Regressei ás ruas onde vagueei. Deambulo de olhar perdido e fascinado. Está tudo diferente. As casas velhas não existem e fizeram uma estrada a meio. O Mário, o Alentejano, o Chico, e a Russa cabeleireira de voz grossa estão na prisão, e os outros no cemitério. Saí agora da escola. As aulas correram bem e os alunos assimilaram bem o conhecimento, a informação e a comunicação. Vejo-me agora aqui perdido nesta hora tardia no bairro onde pensei falecer. Estou muito mais vivo que morto. Pertenço aqui mesmo pertencendo a outros sítios também. Por vezes penso que tudo é uma época, uma fase, e que ciclicamente a vida se retorna. Lá em baixo, os prédios coloridos não têm a cor das barracas destruídas nauseabundas e escuras, feitas de um estranho conforto que me abundava e bastava à época. Assustadora esta parte ainda vigente em mim. É como se a adaptabilidade fosse mais um sentido meu. Na verdade a inadequação e a adaptabilidade são duas partes distintas de tão iguais se parecerem que coabitam em mim. Recordo o meu pai de ar fechado e sofrido esperando-me no carro no largo da fonte, no cimo da ladeira, de portas trancadas, e a minha mãe no banco de trás deixando livre o lugar do morto para mim. Era assim que ela me via, morto. Eu chegava, entrava, sem que nenhuma palavra se soltasse ou recebesse. Havia um rádio no carro que não se ligava, não fosse algum discurso, noticia ou som, quebrar aquele silêncio de velório. Os cafés agitados de pessoas iguais mantinham-se em formigueiro. O fugas gritava à entrada de um qualquer estranho que se aproximasse, e as pessoas sem expressão quedavam-se, tal qual como no ensaio sobre a cegueira, retrato próximo do quadro anil que descrevo. A loucura imposta de normalidade era norma e regra.

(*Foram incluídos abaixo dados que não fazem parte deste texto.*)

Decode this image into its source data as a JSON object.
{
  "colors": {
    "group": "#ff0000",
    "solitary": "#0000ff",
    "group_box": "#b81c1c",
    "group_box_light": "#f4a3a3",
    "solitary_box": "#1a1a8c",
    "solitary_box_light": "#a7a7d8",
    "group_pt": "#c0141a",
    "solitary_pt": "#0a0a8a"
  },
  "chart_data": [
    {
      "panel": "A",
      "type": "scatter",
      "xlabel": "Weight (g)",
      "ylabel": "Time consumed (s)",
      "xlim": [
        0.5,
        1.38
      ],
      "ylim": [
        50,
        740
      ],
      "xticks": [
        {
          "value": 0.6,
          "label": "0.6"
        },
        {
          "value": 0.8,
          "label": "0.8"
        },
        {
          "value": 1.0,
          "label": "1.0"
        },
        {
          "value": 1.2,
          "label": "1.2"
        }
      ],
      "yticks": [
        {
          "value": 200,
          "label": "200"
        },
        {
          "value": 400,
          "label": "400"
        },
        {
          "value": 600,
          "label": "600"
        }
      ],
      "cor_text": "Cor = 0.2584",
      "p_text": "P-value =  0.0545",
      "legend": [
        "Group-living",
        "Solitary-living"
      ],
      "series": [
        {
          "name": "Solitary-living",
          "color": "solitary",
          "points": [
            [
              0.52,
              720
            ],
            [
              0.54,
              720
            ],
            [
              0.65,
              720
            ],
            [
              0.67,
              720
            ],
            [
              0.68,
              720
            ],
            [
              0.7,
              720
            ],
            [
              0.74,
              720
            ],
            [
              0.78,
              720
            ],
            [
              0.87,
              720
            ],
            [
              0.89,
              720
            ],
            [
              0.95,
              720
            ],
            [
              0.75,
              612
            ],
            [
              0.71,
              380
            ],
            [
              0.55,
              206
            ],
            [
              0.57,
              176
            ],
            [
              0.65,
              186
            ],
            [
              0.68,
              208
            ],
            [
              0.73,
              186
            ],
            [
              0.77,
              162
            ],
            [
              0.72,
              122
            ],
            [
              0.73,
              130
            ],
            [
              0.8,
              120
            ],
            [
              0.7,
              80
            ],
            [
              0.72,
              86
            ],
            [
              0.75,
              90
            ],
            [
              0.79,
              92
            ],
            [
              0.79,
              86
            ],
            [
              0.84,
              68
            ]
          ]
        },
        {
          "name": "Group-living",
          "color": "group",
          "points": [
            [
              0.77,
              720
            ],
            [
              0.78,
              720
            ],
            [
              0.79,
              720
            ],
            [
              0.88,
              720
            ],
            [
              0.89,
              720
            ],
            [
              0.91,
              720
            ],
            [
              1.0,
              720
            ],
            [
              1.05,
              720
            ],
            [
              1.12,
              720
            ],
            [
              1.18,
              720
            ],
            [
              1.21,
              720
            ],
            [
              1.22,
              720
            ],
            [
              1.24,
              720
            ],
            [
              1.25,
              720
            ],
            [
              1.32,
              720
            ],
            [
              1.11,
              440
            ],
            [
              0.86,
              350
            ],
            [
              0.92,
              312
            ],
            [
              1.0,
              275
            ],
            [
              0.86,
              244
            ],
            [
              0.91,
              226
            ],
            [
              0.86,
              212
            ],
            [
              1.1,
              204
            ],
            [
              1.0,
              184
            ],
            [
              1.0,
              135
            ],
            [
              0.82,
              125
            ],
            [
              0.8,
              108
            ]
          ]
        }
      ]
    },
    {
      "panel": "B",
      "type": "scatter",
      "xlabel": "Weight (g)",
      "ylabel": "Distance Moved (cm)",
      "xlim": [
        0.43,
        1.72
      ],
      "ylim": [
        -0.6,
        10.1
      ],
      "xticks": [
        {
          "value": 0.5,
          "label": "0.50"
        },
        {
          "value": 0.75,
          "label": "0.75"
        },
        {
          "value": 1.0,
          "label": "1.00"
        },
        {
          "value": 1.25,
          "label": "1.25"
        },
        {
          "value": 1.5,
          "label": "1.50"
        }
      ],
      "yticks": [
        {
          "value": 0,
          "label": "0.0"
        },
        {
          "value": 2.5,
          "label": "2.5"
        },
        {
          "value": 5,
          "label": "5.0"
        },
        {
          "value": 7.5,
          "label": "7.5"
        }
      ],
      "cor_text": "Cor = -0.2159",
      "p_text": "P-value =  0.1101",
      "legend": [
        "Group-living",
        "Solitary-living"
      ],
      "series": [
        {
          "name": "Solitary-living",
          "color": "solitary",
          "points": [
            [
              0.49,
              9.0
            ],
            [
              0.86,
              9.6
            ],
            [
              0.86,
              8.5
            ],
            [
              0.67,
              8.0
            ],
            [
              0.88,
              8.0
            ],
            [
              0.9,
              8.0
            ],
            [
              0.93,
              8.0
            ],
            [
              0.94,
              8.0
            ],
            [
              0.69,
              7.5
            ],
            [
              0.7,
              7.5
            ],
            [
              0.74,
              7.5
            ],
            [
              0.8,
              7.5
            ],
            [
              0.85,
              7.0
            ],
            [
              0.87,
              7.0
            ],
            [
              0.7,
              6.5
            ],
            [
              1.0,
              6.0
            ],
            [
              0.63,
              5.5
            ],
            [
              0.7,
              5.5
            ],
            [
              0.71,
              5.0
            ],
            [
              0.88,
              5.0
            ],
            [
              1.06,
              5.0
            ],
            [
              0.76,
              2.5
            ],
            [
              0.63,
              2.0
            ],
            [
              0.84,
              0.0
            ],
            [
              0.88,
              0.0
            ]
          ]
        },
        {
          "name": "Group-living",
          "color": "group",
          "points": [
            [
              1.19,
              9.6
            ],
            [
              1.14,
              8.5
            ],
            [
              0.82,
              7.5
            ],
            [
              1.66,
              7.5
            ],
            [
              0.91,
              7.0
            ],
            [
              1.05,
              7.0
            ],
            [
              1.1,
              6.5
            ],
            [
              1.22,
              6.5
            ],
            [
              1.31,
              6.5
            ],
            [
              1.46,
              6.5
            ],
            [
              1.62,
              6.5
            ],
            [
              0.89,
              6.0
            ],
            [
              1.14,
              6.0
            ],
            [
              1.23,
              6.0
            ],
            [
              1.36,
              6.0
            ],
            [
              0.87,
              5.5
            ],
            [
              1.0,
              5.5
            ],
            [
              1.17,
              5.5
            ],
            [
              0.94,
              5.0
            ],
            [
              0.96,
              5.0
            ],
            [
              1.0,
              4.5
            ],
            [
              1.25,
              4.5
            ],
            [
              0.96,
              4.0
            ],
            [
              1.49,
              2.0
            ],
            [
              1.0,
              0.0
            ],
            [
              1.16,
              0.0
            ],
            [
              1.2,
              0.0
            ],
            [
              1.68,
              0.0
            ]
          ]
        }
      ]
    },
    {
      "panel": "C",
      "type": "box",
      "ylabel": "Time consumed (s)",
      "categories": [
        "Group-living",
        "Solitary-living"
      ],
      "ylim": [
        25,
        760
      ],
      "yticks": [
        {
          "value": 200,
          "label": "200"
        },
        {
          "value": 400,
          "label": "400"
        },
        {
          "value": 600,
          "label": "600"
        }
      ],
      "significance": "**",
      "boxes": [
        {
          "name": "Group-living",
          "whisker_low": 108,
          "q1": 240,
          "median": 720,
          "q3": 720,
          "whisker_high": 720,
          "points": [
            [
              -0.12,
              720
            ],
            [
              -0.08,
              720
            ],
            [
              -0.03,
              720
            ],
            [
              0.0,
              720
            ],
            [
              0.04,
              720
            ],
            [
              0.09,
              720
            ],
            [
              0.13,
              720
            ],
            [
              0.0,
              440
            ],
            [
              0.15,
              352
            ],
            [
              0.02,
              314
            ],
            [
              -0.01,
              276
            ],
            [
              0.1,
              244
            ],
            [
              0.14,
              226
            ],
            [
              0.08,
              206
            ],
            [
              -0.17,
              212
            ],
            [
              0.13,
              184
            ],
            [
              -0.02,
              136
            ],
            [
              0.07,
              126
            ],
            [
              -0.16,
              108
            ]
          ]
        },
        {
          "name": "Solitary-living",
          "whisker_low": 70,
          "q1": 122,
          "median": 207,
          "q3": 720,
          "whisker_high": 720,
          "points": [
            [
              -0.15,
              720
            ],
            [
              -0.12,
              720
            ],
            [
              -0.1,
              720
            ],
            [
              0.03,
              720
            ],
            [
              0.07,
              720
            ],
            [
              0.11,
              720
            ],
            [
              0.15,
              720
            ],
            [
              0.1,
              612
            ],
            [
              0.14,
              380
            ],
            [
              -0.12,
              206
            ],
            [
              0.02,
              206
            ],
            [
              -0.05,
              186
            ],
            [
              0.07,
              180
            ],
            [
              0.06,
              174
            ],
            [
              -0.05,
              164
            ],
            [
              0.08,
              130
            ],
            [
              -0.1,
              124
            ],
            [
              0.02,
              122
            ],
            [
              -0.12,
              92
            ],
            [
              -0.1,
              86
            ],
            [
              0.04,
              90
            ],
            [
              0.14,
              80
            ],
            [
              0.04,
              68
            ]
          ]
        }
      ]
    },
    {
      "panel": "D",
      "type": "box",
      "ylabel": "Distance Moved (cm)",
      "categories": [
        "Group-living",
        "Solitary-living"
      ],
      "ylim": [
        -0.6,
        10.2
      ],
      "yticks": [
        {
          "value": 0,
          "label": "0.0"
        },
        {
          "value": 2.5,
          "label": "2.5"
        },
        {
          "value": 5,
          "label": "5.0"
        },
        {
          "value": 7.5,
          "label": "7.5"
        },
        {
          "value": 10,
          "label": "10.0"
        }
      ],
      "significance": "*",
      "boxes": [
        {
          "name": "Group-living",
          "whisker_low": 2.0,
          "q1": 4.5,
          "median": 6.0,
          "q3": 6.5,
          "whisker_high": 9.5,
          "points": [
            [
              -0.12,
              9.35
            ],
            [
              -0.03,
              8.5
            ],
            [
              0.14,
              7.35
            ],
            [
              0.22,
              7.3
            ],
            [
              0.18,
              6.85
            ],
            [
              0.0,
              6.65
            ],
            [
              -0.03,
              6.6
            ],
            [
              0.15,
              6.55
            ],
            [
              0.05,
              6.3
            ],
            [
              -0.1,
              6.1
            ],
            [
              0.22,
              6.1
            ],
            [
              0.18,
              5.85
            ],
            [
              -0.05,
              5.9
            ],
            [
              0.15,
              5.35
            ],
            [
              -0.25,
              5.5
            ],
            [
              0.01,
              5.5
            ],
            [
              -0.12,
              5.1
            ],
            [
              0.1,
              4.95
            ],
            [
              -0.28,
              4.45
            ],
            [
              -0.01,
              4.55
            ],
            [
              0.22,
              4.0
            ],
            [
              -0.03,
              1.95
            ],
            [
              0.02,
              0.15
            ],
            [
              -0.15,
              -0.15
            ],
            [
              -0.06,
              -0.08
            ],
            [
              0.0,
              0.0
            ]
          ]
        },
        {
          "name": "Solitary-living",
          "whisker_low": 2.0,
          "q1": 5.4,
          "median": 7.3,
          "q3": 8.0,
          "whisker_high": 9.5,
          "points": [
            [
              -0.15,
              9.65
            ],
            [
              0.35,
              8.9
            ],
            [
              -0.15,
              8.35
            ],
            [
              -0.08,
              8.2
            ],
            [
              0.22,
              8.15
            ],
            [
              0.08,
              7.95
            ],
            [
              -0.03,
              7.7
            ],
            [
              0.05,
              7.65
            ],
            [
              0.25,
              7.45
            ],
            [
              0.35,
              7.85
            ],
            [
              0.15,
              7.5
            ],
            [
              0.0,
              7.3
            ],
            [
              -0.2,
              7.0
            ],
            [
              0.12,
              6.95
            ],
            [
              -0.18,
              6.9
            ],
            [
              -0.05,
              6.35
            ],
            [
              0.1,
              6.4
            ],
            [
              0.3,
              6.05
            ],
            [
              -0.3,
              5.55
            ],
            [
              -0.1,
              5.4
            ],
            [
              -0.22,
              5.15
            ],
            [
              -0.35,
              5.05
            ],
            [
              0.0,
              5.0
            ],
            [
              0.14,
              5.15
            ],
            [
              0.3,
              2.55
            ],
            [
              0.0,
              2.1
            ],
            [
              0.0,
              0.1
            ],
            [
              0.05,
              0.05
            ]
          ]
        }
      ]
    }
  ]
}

Os putos em desenfreadas brincadeiras ali cresciam ao sair da escola, eram os do bairro, estavam destinados e tinham garantido o futuro, futuro diferente dos do bairro acima do cemitério.

 

Como pode uma centena de metros mudar a vida?

Como pode uma centena de metros, separar a vida da morte, sendo a morte vida e a vida tão próxima da morte. Era assim o bairro onde morto me senti vivo, e onde hoje me habito, muito mais vivo que morto.